A primeira, a bênção da primeira pedra da Universidade do Patriarcado Latino, em Madaba. Das palavras do Papa, sobressaem os três objectivos da Universidade Católica: elevar o nível de vida da Comunidade; suscitar o amor pela verdade, promovendo nos alunos a adesão a valores e a liberdade pessoal; afinar o talento crítico, para dissipar a ignorância e o preconceito.
Uma Universidade Católica num Estado confessional de sinal diferente! Uma clara expressão de sadio pluralismo, de reconhecimento da complementaridade e projectos educativos diversos… Não teremos de reinventar a democracia neste Portugal que amamos?!… A Fé em Deus, como referiu Sua Santidade, “não elimina a busca da verdade; ao contrário, a encoraja”. E a busca da verdade só incomoda quem não quer ver a luz!
A segunda, as palavras de sua majestade Ghazi Bin Muhammed Bin Talal, dirigidas ao Papa por ocasião da sua visita à Mesquita principal de Amã. Antes de mais, a corajosa declaração da excepcional envergadura moral do Papa, “para falar e actuar em consciência, muito além das modas do momento”; como também do seu reconhecido e elevado contributo para o diálogo inter-religioso.

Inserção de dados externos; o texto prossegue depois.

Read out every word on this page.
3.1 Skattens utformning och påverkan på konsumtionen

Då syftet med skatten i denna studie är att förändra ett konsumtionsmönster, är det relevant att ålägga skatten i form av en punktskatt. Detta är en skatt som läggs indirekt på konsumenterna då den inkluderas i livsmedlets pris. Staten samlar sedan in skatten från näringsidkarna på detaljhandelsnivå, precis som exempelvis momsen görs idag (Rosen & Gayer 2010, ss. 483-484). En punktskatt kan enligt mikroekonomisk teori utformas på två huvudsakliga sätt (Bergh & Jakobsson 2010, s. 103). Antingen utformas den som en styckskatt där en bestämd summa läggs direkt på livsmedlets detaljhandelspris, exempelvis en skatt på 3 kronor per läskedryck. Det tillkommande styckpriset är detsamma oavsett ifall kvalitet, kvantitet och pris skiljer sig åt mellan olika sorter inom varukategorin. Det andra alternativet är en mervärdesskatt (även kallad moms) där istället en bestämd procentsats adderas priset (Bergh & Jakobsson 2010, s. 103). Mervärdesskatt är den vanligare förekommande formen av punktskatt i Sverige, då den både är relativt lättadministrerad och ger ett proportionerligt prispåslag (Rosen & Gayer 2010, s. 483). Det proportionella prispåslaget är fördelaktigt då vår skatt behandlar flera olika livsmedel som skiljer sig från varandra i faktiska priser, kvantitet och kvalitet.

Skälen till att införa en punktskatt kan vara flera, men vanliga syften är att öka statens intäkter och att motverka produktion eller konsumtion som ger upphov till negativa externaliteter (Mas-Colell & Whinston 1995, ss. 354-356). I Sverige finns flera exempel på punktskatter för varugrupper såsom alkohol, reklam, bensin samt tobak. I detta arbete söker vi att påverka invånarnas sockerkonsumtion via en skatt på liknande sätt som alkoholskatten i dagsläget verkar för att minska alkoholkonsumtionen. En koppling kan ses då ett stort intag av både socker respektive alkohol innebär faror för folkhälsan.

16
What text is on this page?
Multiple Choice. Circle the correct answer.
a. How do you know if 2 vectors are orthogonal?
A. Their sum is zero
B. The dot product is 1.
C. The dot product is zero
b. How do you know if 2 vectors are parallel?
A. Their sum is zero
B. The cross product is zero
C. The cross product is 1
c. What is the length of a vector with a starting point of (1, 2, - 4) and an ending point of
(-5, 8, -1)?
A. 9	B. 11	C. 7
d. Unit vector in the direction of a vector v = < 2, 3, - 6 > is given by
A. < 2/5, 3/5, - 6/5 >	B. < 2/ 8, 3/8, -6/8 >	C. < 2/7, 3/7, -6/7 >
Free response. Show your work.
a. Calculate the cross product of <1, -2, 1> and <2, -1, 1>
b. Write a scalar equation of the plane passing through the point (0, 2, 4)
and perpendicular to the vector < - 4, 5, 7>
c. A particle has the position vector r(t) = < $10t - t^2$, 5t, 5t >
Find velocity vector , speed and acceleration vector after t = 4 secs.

Mas, sobretudo, o elogio da contribuição da Comunidade cristã da Jordânia – ainda que numericamente minoritaríssima -, reconhecendo que “contribuíram incansável e patrioticamente para a construção da Jordânia”. Sua alteza desejou mesmo que este “espírito único da Jordânia” se torne exemplo para o resto do Mundo…
Valeria a pena que o Estado português, juntamente com muitos outros estados europeus, reconhecesse o inegável serviço prestado pelas Igrejas à Educação, à Saúde, ao Desenvolvimento social, à construção das Nações e da Europa… despindo-se, de vez, de preconceitos e aceitando que as religiões são dinâmicas importantes na Sociedade, são prestação inegável de clarificação e enriquecimento da cidadania!
Mas, para isso, será necessário recriar a democracia!